An unexpected game of "Musical Laptops"

Mon 24 June 2024 by R.L. Dane

I purchased this laptop I'm writing on now about a month ago. It's a Thinkpad X260 from 2016. I looked it up online, and it was actually shipped the very day (or the day before/after) I graduated college. That's a fun little coincidence to make me feel the passage of time more keenly ;)

The purpose of this cheap laptop (ok, it's almost scandalous how cheap an 8-year old laptop is, and truly scandalous how incredibly useful an 8-year-old laptop can be when not weighed down with garbage software) was for operating system experimentation.

Starting a couple years back, I had spent some time experimenting with OpenBSD and FreeBSD, and I greatly enjoyed both systems. I loved learning how they worked (and how different they were from Linux), and adapting my own small collection of scripts and utilities to work in other operating systems than Linux.

While I had a lot of fun with those two major BSDs (a couple years back), I was sad that I couldn't spend much time experimenting with NetBSD, because I couldn't get S3 suspend (i.e. "going to sleep") working on my laptop, even though it was a very old Thinkpad X200. So, after happily kicking the tires just a bit, I had to remove NetBSD and go on to the next thing.

A little over a month ago, I started feeling the itch to experiment some more, so I asked the "Fediverse" what laptops work well with NetBSD. To my surprise, the official NetBSD account commented on my "toot," and said that the X260 was working great out-of-the-box.

So, it being a Friday, me being a bit bored, and the laptops being dirt CHEAP, I jumped on ebay and ordered one. When it came in... whoo boy, it was filthy (for a laptop, anyway). But after some careful work with a sanitizing cloth, it looked almost as good as new, save some relatively minor cosmetic scratches on the lid.

So, I installed NetBSD and started going through the official NetBSD guide. One thing I wanted to get going was disk encryption: there wasn't an option to encrypt the entire disk, nor was there any automatic encryption option even of just one partition that I could find in the menu, so I just set it up with the defaults, and started experimenting with writing various little scripts and learning how the system worked, without copying any of my personal data onto the disk.

While I greatly enjoyed the process of learning a new Unix-based operating system, e.g.,

  • How do I trigger suspend?
  • How do I find the battery status?
  • How are disks represented and set up?
  • How do I manage Human Interface Devices, and how can I turn off that terrible trackpad?

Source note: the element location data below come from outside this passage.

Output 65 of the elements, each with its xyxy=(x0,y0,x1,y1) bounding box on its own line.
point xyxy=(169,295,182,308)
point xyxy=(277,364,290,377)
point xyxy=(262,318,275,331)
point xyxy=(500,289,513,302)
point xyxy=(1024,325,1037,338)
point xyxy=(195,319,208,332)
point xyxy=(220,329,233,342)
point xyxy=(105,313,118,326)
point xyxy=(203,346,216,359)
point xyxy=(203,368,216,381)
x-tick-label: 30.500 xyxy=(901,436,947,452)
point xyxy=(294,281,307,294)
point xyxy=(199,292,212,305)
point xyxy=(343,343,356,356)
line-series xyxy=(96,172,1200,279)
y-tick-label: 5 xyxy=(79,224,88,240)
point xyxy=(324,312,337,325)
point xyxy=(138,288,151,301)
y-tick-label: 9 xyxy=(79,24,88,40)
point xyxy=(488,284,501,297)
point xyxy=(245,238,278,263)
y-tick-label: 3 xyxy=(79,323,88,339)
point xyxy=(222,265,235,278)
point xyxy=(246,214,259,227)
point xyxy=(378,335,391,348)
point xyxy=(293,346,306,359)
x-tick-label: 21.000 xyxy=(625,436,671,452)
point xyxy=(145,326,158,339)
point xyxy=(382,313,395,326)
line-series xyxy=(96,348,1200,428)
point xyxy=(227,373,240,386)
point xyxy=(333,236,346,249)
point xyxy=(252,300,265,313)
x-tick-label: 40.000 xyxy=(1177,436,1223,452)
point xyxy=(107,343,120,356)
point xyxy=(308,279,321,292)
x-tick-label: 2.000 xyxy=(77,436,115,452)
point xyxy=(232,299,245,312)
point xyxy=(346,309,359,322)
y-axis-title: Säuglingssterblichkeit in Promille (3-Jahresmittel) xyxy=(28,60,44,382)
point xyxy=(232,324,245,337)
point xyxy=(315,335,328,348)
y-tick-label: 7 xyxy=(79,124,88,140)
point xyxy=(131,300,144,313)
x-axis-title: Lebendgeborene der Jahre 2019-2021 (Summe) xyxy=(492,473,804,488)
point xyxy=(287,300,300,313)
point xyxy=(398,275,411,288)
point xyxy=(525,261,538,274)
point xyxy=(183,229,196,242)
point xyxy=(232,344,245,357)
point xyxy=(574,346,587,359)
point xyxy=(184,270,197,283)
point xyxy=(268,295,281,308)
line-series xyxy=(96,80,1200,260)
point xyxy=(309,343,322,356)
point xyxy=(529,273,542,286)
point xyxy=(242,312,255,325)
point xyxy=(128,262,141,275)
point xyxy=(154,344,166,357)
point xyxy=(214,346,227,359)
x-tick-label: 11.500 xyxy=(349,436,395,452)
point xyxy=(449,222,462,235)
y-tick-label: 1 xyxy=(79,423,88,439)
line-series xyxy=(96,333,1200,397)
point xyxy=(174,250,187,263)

...I never quite made a dent in reading the official guide. I just never quite could muster up the concentration, as it's decently technical, and I haven't worked in a technical field in many years.

However, I was happy to have it as a side project, and even though I wasn't doing any serious work on that laptop, it was no loss, as it was cheap enough to just be a "toss-around" machine (not literally).

That all changed a week ago, when I unfortunately noticed the hinge of my Pinebook Pro (my daily driver of three years) bending in a very unnatural way while I was attempting to close it to pack it up in my bag.

After gingerly closing it, taking it home, and taking it apart, I realized that the two screws that held the aluminum bottom plate fast to the aluminum hinge pieces had "eaten through" the bottom plate, such that they were no longer holding onto the bottom plate at all. "Eaten through" not in a caustic sense, but rather in the sense of slowly expanding the non-reinforced holes in the aluminum sheet until the holes were bigger than the screw heads.

I attempted to remedy this by hammering the raised-and-enlarged screw holes in the bottom plate with the rubberized handle of a pair of pliers (or some similar tool). In addition to the screw hole, the small square plastic pieces that go between the hinge piece and aluminum bottom plate had been squeezed so hard as to be partially broken, and would no longer provide the screw with something to grip onto (that is, for the head of the screw and the bottom plate to press against, not the threads).

I attempted to 3d print some replacements that a kind stranger on the internet designed, but in the process of trying out one of the pieces, I managed to drop one of the case screws to the Pinebook onto the floor, never to be seen again (they are TINY, maybe 1.5 mm shaft diameter).

Wellllll, that's going to be about it for now. I'll order some more case screws, but it's probably going to be a month's shipping, and even then, the bottom case itself is no longer in stock, and they don't provide a replacement for the teensy square plastic pieces, which my not-very-well-tweaked-and-calibrated 3D printer didn't do a wonderful job of reproducing.

So, for want of a daily driver, I had to enlist the X260. So, I tarred up the scripts and config files I had created under NetBSD, saved it on my Raspberry Pi server, and installed Debian and got it set up last night.